Italien setzt Impfungen mit dem Vakzin teilweise aus. Niederlande stoppen sogar Astrazeneca-Impfungen. Indien kündigt Untersuchungen an.

In mehreren europäischen Ländern und Regionen wird nicht mehr mit dem Vakzin von Astrazeneca geimpft. Grund: Vereinzelnd traten schwere gesundheitliche Probleme auf, die teils zum Tod führten. Am Sonntag teilten italienische Behörden mit, dass ein Lehrer sowie ein Militäroffizier nach einer Impfung mit dem Wirkstoff des britisch-schwedische Pharmakonzerns verstorben seien.
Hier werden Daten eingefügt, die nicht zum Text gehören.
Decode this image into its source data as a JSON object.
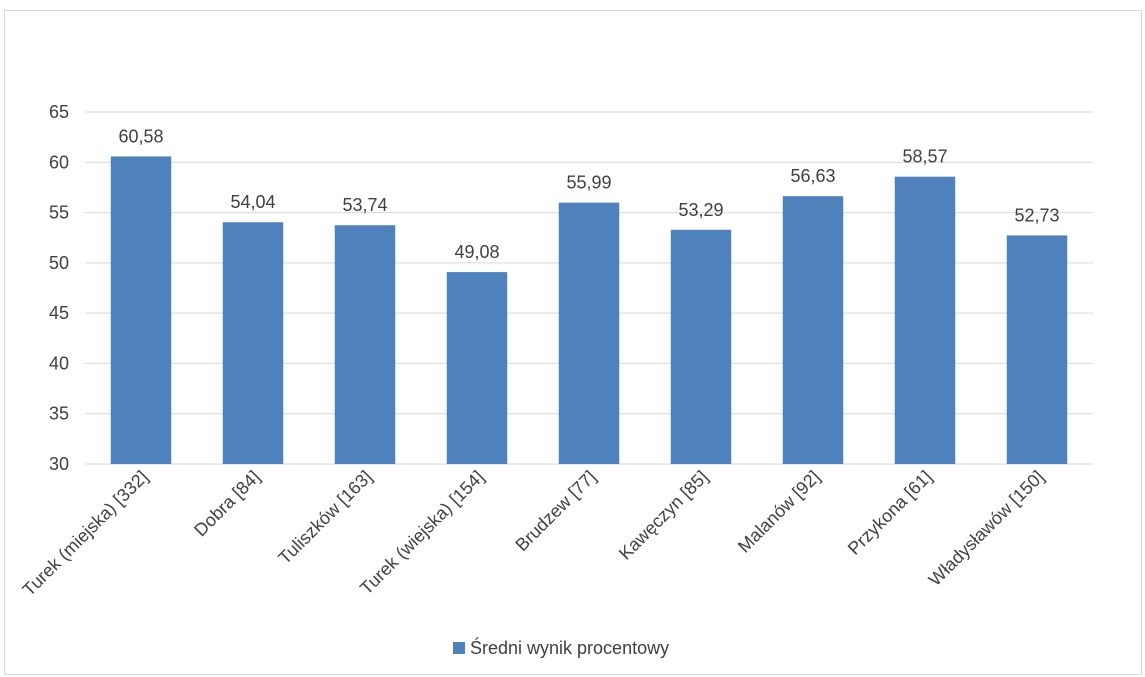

Der Hersteller Astrazeneca steht unter Druck. Nach Berichten über mögliche Nebenwirkungen des Corona-Impfstoffs, stoppen die Niederlande die Impfungen Ersteinmal.

Für zunächst zwei Wochen setzt auch die Niederlande Impfungen mit dem Impfstoff des britisch-schwedischen Pharmakonzerns Astrazeneca aus. Grund für die Entscheidung seien neuen „neuer Informationen“, teilte Gesundheitsminister Hugo de Jonge am späten Sonntagabend mit. Er bezog sich dabei auf sechs Fälle möglicher Nebenwirkungen in Dänemark und Norwegen an diesem Wochenende. Nach Angaben des Ministeriums wurden in den Niederlanden bisher keine Fälle von schweren Nebenwirkungen bekannt. „Wir müssen immer auf Nummer sicher gehen“, sagte der Minister. „Daher ist es klug, nun auf die Pausetaste zu drücken.“

Großbritannien setzt weiter auf den Impfstoff von Astrazeneca. Das Land blockiert außerdem Lieferungen in andere Länder. Dies führt zu massiven Problemen bei der Versorgung mit Impfstoffen. „Wir prüfen die Berichte genau, aber angesichts der großen Anzahl verabreichter Dosen und der Häufigkeit, mit der Blutgerinnsel auf natürliche Weise auftreten können, deuten die verfügbaren Beweise nicht darauf hin, dass der Impfstoff die Ursache ist“, erläutert Phil Bryan von der britischen Aufsichtsbehörde für Arzneimittel (MHRA) in einer Mitteilung. „Alle Menschen sollten sich gegen Covid-19 impfen lassen, wenn sie dazu aufgefordert werden“, sagte Bryan

Der Impfstoff von Astrazeneca sorgt weiter für Diskussionen. Jetzt hat Indien angekündigt, in der nächsten Woche mit einer eingehenden Untersuchung zu möglichen gefährlichen Nebenwirkungen des Corona-Impfstoffs zu beginnen.

Eine Verbindung zwischen Impfung und Tod konnte bilang aber nicht festgestellt worden. Am Abend betonte Astrazeneca erneut die Sicherheit seines Impfstoffs.